Weißt du eigentlich, was für Sorgen ich mir mache, Kind? #EinfestgehaltenerMoment XII

Es reichen nur zehn Sekunden und plötzlich ist alles anders.

Es ist Sonntag, wir haben Zeit. Gemeinsam schlendern wir zum
Spielplatz, die Sonne scheint. Ich setze mich auf den Spielplatz und schaue dir
beim Schaukeln zu. Es ist toll zu sehen, wie du dich selber abstößt, abbremst
und dir eine eigene Höhe erkämpfst. „Ich fliege“ rufst du und ich winke dir zu.
Leben mit dir ist Abenteuer, jeden Tag.

Ich schaue dir zu und bin glücklich.

Als dir warm ist ziehst du dein Shirt aus. Nur noch in
Unterhosen flitzt zu durch den Sand, spielst mit dem Wasser und redest mit
anderen Kindern.
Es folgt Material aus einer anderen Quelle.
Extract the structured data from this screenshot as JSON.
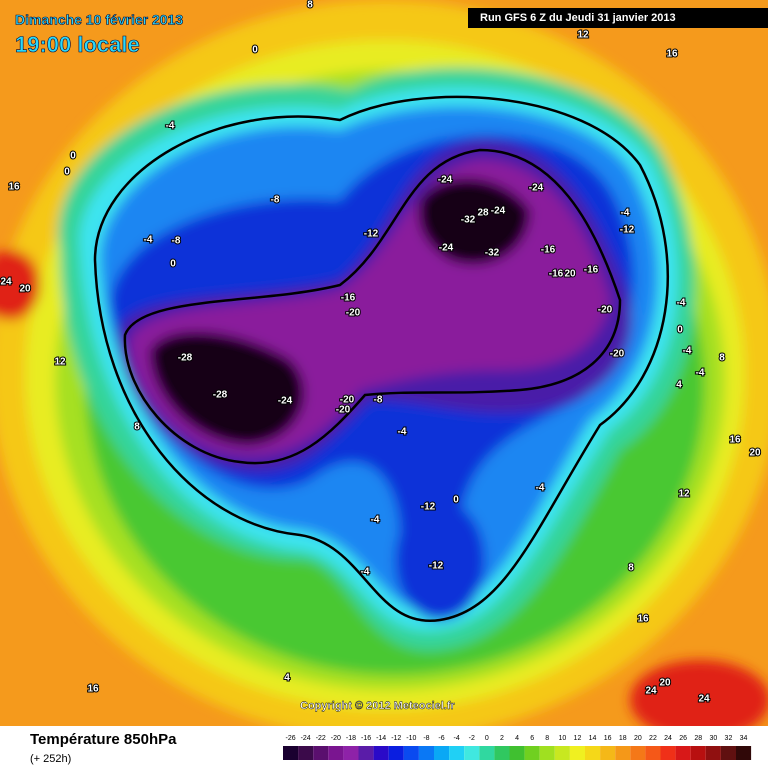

Gemeinsam mit anderen kleinen Flitzpiepen baust du eine
Sandburg und ich schaue in die Bäume. Es ist schön dieses da sein, einfach nur
sein mit dir, weißt du.
Nach einer Weile kommst du zu mir „Ich muss mal groß“, sagst
du und ich nehme deine Hand. Wir gehen über die Straße zur Eisdiele und weil
gerade dein Papa um die Ecke kommt, sage ich „Geh schon rein auf die Toilette, ich
warte hier draußen auf Papa“, und sehe dich noch reingehen, zügig in Unterhose.
Als der Mann bei mir angekommen ist und fragt wo du bist
verweise ich auf die Eisdiele und die Toilette. Er will nach dir schauen gehen
und sich die Hände waschen und geht rein.

ABER: DU BIST NICHT DA! DU BIST WEG.

Der Mann kommt zügig zu mir raus, sagt „Die Toilette ist
besetzt, da ist er nicht. Wo ist das Kind?“ und ich merke wie mein Herz
schneller schlägt, pumpt und pumpt und leichte Panik in mir aufsteigt. Wir
besprechen uns ungefähr zehn Sekunden lang, dann rennt der Mann los. Er rennt
Richtung unserer Wohnung, drei Straßenübergänge weiter. Drei Straßen die man
überqueren muss, zur Eisdiele und zurück.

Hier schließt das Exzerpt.